Transient receptor potential cation channel, subfamily M, member 2, also known as TRPM2, is a protein that in humans is encoded by the TRPM2 gene.

==Structure==
The protein encoded by this gene is a non-selective calcium-permeable cation channel and is part of the Transient Receptor Potential ion channel super family. The closest relative is the cold and menthol activated TRPM8 ion channel. While TRPM2 is not cold sensitive it is activated by heat. The TRPM2 ion channel is activated by free intracellular ADP-ribose in synergy with free intracellular calcium. ADP-Ribose is produced by the enzyme PARP in response to oxidative stress and confers susceptibility to cell death. Several alternatively spliced transcript variants of this gene have been described, but their full-length nature is not known.

== Function ==
The TRPM2 gene is highly expressed in the brain and was implicated by both genetic linkage studies in families and then by case control or trio allelic association studies in the genetic aetiology of bipolar affective disorder (Manic Depression).

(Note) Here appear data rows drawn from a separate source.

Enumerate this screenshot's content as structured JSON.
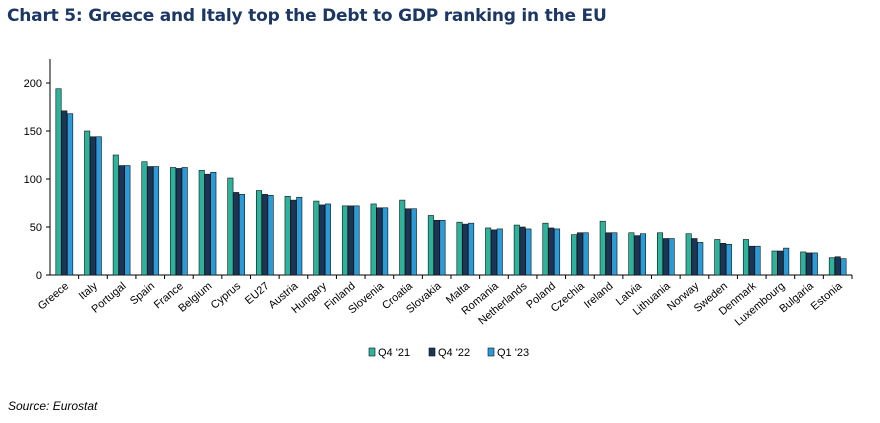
{
  "page": {
    "title": "Chart 5: Greece and Italy top the Debt to GDP ranking in the EU",
    "source": "Source: Eurostat"
  },
  "chart_data": {
    "type": "bar",
    "title": "Chart 5: Greece and Italy top the Debt to GDP ranking in the EU",
    "xlabel": "",
    "ylabel": "",
    "ylim": [
      0,
      225
    ],
    "yticks": [
      0,
      50,
      100,
      150,
      200
    ],
    "grid": false,
    "legend": "bottom-center",
    "categories": [
      "Greece",
      "Italy",
      "Portugal",
      "Spain",
      "France",
      "Belgium",
      "Cyprus",
      "EU27",
      "Austria",
      "Hungary",
      "Finland",
      "Slovenia",
      "Croatia",
      "Slovakia",
      "Malta",
      "Romania",
      "Netherlands",
      "Poland",
      "Czechia",
      "Ireland",
      "Latvia",
      "Lithuania",
      "Norway",
      "Sweden",
      "Denmark",
      "Luxembourg",
      "Bulgaria",
      "Estonia"
    ],
    "series": [
      {
        "name": "Q4 '21",
        "color": "#2db39b",
        "values": [
          194,
          150,
          125,
          118,
          112,
          109,
          101,
          88,
          82,
          77,
          72,
          74,
          78,
          62,
          55,
          49,
          52,
          54,
          42,
          56,
          44,
          44,
          43,
          37,
          37,
          25,
          24,
          18
        ]
      },
      {
        "name": "Q4 '22",
        "color": "#1c3557",
        "values": [
          171,
          144,
          114,
          113,
          111,
          105,
          86,
          84,
          78,
          73,
          72,
          70,
          69,
          57,
          53,
          47,
          50,
          49,
          44,
          44,
          41,
          38,
          38,
          33,
          30,
          25,
          23,
          19
        ]
      },
      {
        "name": "Q1 '23",
        "color": "#2a9bd7",
        "values": [
          168,
          144,
          114,
          113,
          112,
          107,
          84,
          83,
          81,
          74,
          72,
          70,
          69,
          57,
          54,
          48,
          48,
          48,
          44,
          44,
          43,
          38,
          34,
          32,
          30,
          28,
          23,
          17
        ]
      }
    ]
  }
}
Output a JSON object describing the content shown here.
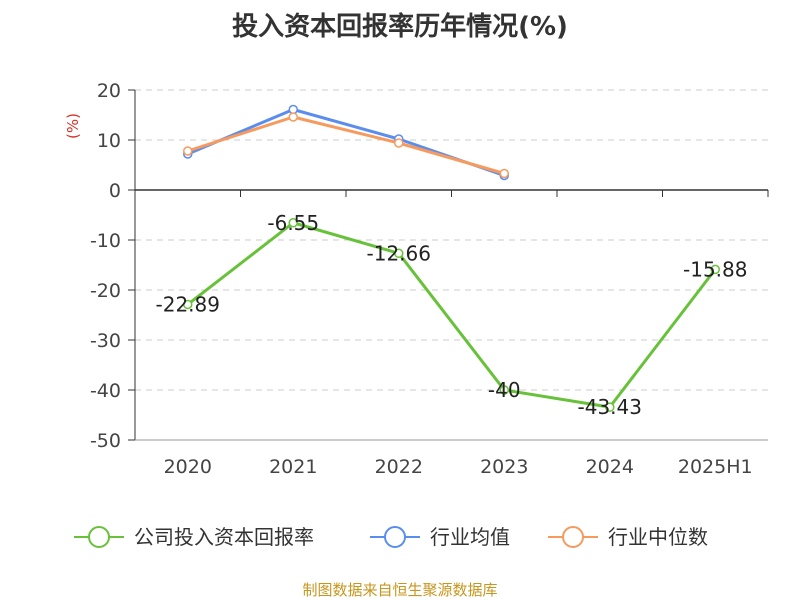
{
  "title": "投入资本回报率历年情况(%)",
  "source": "制图数据来自恒生聚源数据库",
  "chart_data": {
    "type": "line",
    "title": "投入资本回报率历年情况(%)",
    "ylabel": "(%)",
    "xlabel": "",
    "categories": [
      "2020",
      "2021",
      "2022",
      "2023",
      "2024",
      "2025H1"
    ],
    "ylim": [
      -50,
      20
    ],
    "yticks": [
      20,
      10,
      0,
      -10,
      -20,
      -30,
      -40,
      -50
    ],
    "grid": true,
    "legend_position": "bottom",
    "series": [
      {
        "name": "公司投入资本回报率",
        "color": "#67c23a",
        "values": [
          -22.89,
          -6.55,
          -12.66,
          -40,
          -43.43,
          -15.88
        ],
        "labels": [
          "-22.89",
          "-6.55",
          "-12.66",
          "-40",
          "-43.43",
          "-15.88"
        ]
      },
      {
        "name": "行业均值",
        "color": "#5b8def",
        "values": [
          7.2,
          16.1,
          10.2,
          2.9,
          null,
          null
        ]
      },
      {
        "name": "行业中位数",
        "color": "#f79a5e",
        "values": [
          7.8,
          14.6,
          9.4,
          3.3,
          null,
          null
        ]
      }
    ]
  }
}
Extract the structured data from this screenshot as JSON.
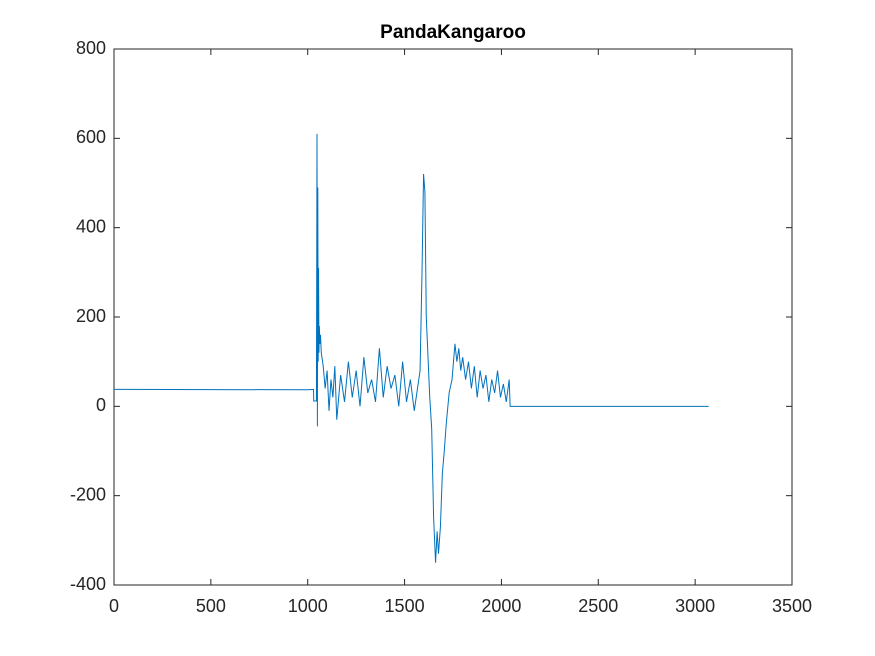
{
  "chart_data": {
    "type": "line",
    "title": "PandaKangaroo",
    "x": [
      0,
      1000,
      1030,
      1031,
      1045,
      1048,
      1050,
      1052,
      1054,
      1056,
      1058,
      1060,
      1063,
      1066,
      1070,
      1080,
      1090,
      1100,
      1110,
      1120,
      1130,
      1140,
      1150,
      1170,
      1190,
      1210,
      1230,
      1250,
      1270,
      1290,
      1310,
      1330,
      1350,
      1370,
      1390,
      1410,
      1430,
      1450,
      1470,
      1490,
      1510,
      1530,
      1550,
      1570,
      1580,
      1590,
      1598,
      1605,
      1612,
      1620,
      1630,
      1640,
      1650,
      1660,
      1668,
      1675,
      1685,
      1695,
      1705,
      1715,
      1730,
      1745,
      1760,
      1770,
      1780,
      1790,
      1800,
      1815,
      1830,
      1845,
      1860,
      1875,
      1890,
      1905,
      1920,
      1935,
      1950,
      1965,
      1980,
      1995,
      2010,
      2025,
      2040,
      2045,
      2050,
      3070
    ],
    "series": [
      {
        "color": "#0072bd",
        "values": [
          38,
          37,
          38,
          12,
          12,
          610,
          -45,
          490,
          100,
          310,
          120,
          180,
          140,
          160,
          120,
          90,
          40,
          80,
          -10,
          60,
          20,
          90,
          -30,
          70,
          10,
          100,
          20,
          80,
          0,
          110,
          30,
          60,
          10,
          130,
          20,
          90,
          40,
          70,
          0,
          100,
          10,
          60,
          -10,
          50,
          80,
          300,
          520,
          480,
          200,
          120,
          20,
          -50,
          -250,
          -350,
          -280,
          -330,
          -270,
          -150,
          -100,
          -40,
          30,
          60,
          140,
          100,
          130,
          80,
          110,
          60,
          100,
          40,
          90,
          20,
          80,
          40,
          70,
          10,
          60,
          30,
          80,
          20,
          50,
          10,
          60,
          0,
          0,
          0
        ]
      }
    ],
    "xlim": [
      0,
      3500
    ],
    "xticks": [
      0,
      500,
      1000,
      1500,
      2000,
      2500,
      3000,
      3500
    ],
    "ylim": [
      -400,
      800
    ],
    "yticks": [
      -400,
      -200,
      0,
      200,
      400,
      600,
      800
    ],
    "grid": false
  }
}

The physiological role of TRPM2 is not well understood. It was shown to be involved in insulin secretion. In the immune cells it mediates parts of the responses to TNF-alpha. A role has been suggested for TRPM2 in activation of NLRP3 inflammasome, the dysregulation of which is strongly associated with a number of auto inflammatory and metabolic diseases, such as gout, obesity and diabetes. In the brain it is involved in the toxicity of amyloid beta, a protein associated with Alzheimer's disease. In 2016, TRPM2 channel was shown to be strongly implicated in the detection of non-painful warm stimuli. Chun-Hsiang Tan and Peter McNaughton studied the responses of actual sensory neurons to thermal stimuli, then used an RNA-sequencing strategy to identify TRPM2 as genetically required for warmth detection in the non-noxious range of 33–38 °C.

==Clinical significance==
TRPM2 expression and function help preserve cancer cell viability. TRPM2 channels are highly expressed in many cancers, notably neuroblastoma.